Super. Vielen Dank für die Tips. Werde ich am Nachmittag gleich mal umsetzen und dann berichten.
Sobald das dann richtig funktioniert währe dann der Plan den Trafo für eine Telsls zu nehmen.
L.g. Denny

So hier mal ein Bild von der alten Primär Wicklung. Ist 6mm² Kabel und sicher nicht zu dünn. Da kann locker 50A oder mehr durch. Werde jetzt mal auf 2x2 Wicklungen erstmal auf den Plastik Zylinder gehen und schauen und dann mal versuchen direkt auf den Kern ob sich da was ändert.

So jetzt folgendes. Habe jetzt 2x2 Windungen drauf und Schaltung erst mal zum testen mit irfp460 getestet. Da passiert nicht viel außer das die Feets schnell Heiß werden und Zündung bei circa 1cm. Lassen sich aber nicht weit ziehen.
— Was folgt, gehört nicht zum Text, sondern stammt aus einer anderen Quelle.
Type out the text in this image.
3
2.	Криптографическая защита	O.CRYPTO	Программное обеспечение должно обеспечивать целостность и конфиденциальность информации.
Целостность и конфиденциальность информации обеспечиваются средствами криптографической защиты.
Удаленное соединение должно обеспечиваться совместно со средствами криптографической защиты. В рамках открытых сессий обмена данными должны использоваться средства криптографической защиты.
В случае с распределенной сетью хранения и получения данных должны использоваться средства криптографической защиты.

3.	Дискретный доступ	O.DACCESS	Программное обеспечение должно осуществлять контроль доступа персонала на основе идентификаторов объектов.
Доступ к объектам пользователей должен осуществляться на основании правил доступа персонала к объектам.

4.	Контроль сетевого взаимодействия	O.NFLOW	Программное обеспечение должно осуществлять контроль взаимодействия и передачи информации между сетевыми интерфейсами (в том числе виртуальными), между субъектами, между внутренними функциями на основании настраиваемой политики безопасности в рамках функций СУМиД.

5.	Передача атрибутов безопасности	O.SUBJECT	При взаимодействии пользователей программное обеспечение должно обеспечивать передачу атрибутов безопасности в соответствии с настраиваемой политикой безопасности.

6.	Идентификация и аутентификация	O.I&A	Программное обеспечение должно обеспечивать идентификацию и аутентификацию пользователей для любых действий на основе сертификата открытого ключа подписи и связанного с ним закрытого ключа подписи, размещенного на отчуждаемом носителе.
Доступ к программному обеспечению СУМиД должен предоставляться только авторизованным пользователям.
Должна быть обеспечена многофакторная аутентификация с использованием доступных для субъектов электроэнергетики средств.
Schaltung zieht so dann bis maximum 20A. Die 460er sind komplett ungeeignet da dort viel Leistung in Wärme verbraten wird.

Habe dann auf 260N gewechselt und da sieht es schon besser aus. Feeds werden nur Handwarm und Zündung bei circa 1,5cm Ziehen kann man dann so 4 bis 5 cm. Also läuft der so mit 10 bis 15kV. Lichtbogen ist auch etwas heller. Aber Schaltung zieht dann auch nicht mehr wie 10A. Das 20A gehen habe ich bei den 460er gesehen. Habe im Schwingkreis noch einen zweiten Cap 680nf parallel geschaltet. Insgesamt dann zwei mal 680nf ist sicher zu viel da die Schaltung mit laden der Caps zu tun hat und am Trafo weniger an kommt. Bei Zündung am Trafo ist ganz kurz der Lichtbogen gut dick und gelb aber verliert dann die Leistung. Werde jetzt den zweiten Cap weg nehmen und dann mal schauen.
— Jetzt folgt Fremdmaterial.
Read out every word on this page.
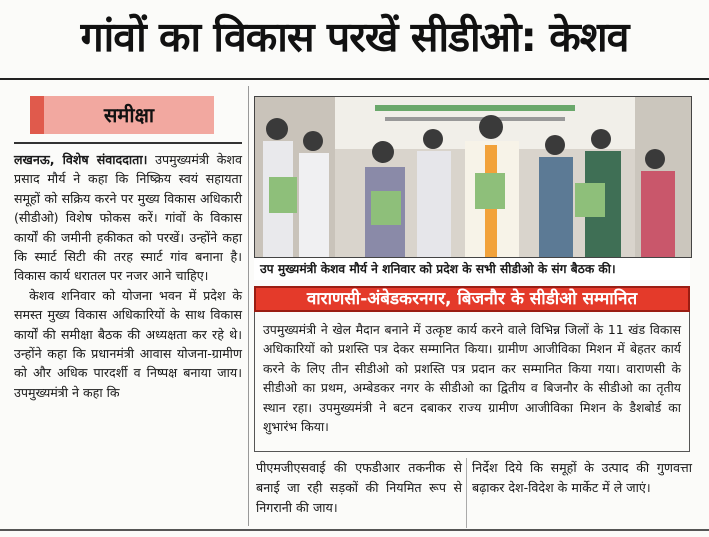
गांवों का विकास परखें सीडीओ: केशव
समीक्षा

लखनऊ, विशेष संवाददाता। उपमुख्यमंत्री केशव प्रसाद मौर्य ने कहा कि निष्क्रिय स्वयं सहायता समूहों को सक्रिय करने पर मुख्य विकास अधिकारी (सीडीओ) विशेष फोकस करें। गांवों के विकास कार्यों की जमीनी हकीकत को परखें। उन्होंने कहा कि स्मार्ट सिटी की तरह स्मार्ट गांव बनाना है। विकास कार्य धरातल पर नजर आने चाहिए।

केशव शनिवार को योजना भवन में प्रदेश के समस्त मुख्य विकास अधिकारियों के साथ विकास कार्यों की समीक्षा बैठक की अध्यक्षता कर रहे थे। उन्होंने कहा कि प्रधानमंत्री आवास योजना-ग्रामीण को और अधिक पारदर्शी व निष्पक्ष बनाया जाय। उपमुख्यमंत्री ने कहा कि

उप मुख्यमंत्री केशव मौर्य ने शनिवार को प्रदेश के सभी सीडीओ के संग बैठक की।
वाराणसी-अंबेडकरनगर, बिजनौर के सीडीओ सम्मानित
उपमुख्यमंत्री ने खेल मैदान बनाने में उत्कृष्ट कार्य करने वाले विभिन्न जिलों के 11 खंड विकास अधिकारियों को प्रशस्ति पत्र देकर सम्मानित किया। ग्रामीण आजीविका मिशन में बेहतर कार्य करने के लिए तीन सीडीओ को प्रशस्ति पत्र प्रदान कर सम्मानित किया गया। वाराणसी के सीडीओ का प्रथम, अम्बेडकर नगर के सीडीओ का द्वितीय व बिजनौर के सीडीओ का तृतीय स्थान रहा। उपमुख्यमंत्री ने बटन दबाकर राज्य ग्रामीण आजीविका मिशन के डैशबोर्ड का शुभारंभ किया।
पीएमजीएसवाई की एफडीआर तकनीक से बनाई जा रही सड़कों की नियमित रूप से निगरानी की जाय।
निर्देश दिये कि समूहों के उत्पाद की गुणवत्ता बढ़ाकर देश-विदेश के मार्केट में ले जाएं।
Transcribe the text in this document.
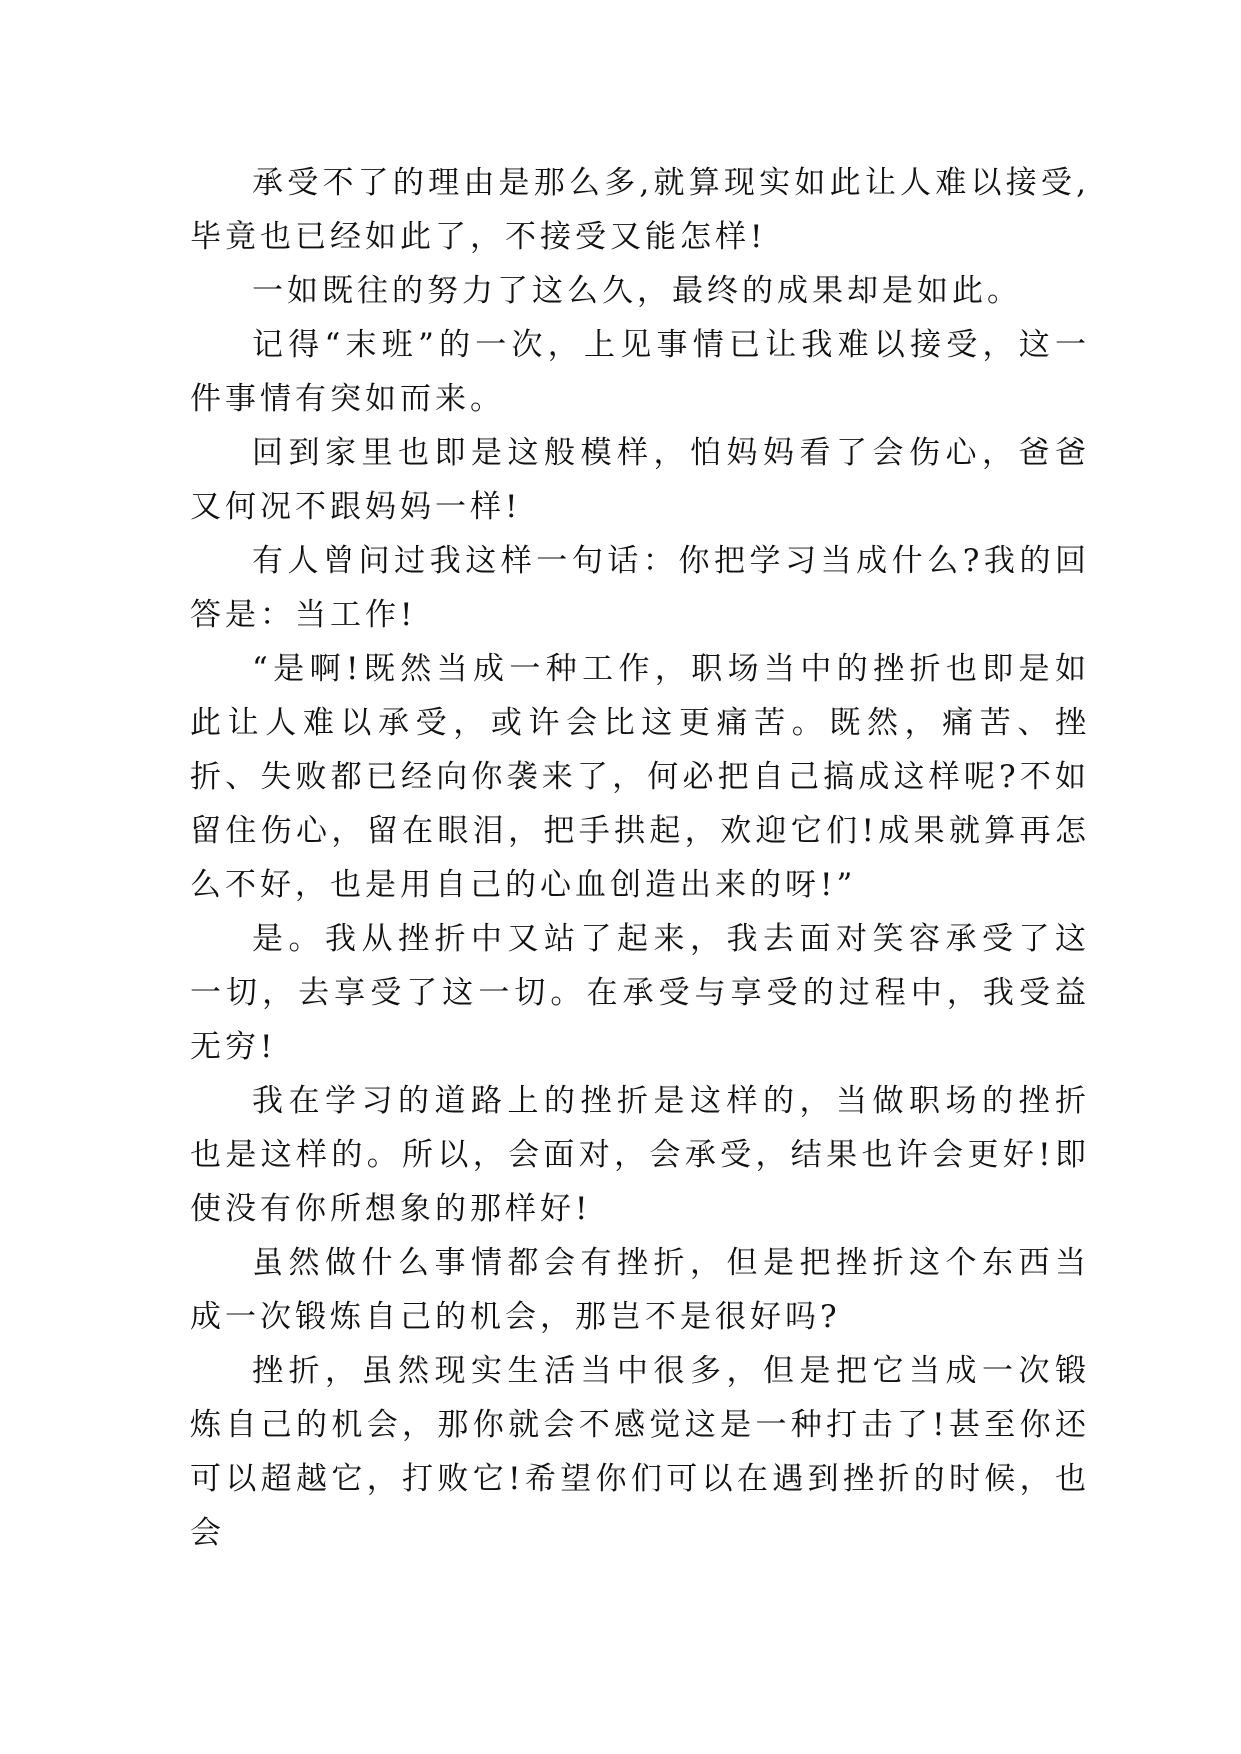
承受不了的理由是那么多,就算现实如此让人难以接受,毕竟也已经如此了，不接受又能怎样!

一如既往的努力了这么久，最终的成果却是如此。

记得“末班”的一次，上见事情已让我难以接受，这一件事情有突如而来。

回到家里也即是这般模样，怕妈妈看了会伤心，爸爸又何况不跟妈妈一样!

有人曾问过我这样一句话：你把学习当成什么?我的回答是：当工作!

“是啊!既然当成一种工作，职场当中的挫折也即是如此让人难以承受，或许会比这更痛苦。既然，痛苦、挫折、失败都已经向你袭来了，何必把自己搞成这样呢?不如留住伤心，留在眼泪，把手拱起，欢迎它们!成果就算再怎么不好，也是用自己的心血创造出来的呀!”

是。我从挫折中又站了起来，我去面对笑容承受了这一切，去享受了这一切。在承受与享受的过程中，我受益无穷!

我在学习的道路上的挫折是这样的，当做职场的挫折也是这样的。所以，会面对，会承受，结果也许会更好!即使没有你所想象的那样好!

虽然做什么事情都会有挫折，但是把挫折这个东西当成一次锻炼自己的机会，那岂不是很好吗?

挫折，虽然现实生活当中很多，但是把它当成一次锻炼自己的机会，那你就会不感觉这是一种打击了!甚至你还可以超越它，打败它!希望你们可以在遇到挫折的时候，也会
Jetzt passt. Zündung bei circa 2cm Lichtbogen schön hell und dick und das bleibt auch so. Lässt sich auch auf 4 bis 5cm ziehen. Nur geht jetzt das NT in die Knie schaltet sich wegen überlast kurzfristig aus. Zieht dann auch die 20A. Soweit passt das jetzt schon mal. Trafo kann sicher auch mehr aber dazu brauche ich dann sicher mehr Spannung und Strom. Bei Stom bin ich mir jetzt nicht sicher ob die ZVS so mehr vertägt ist ja meist nur für 20A am Eingang ausgelegt. Die 500W reichen erst mal für eine kleine Tesla.
L.g. Denny

Noch ein kurzer Log vom NT. Sieht man gut das die Spannung immer mal wieder einbricht. Ist aber denke ich normal da NT an die Grenze kommt und beim ziehen des Lichtbogens auch nicht immer gleiche Bedingungen herrschen. In einer Tesla sieht das dann sicher anders aus.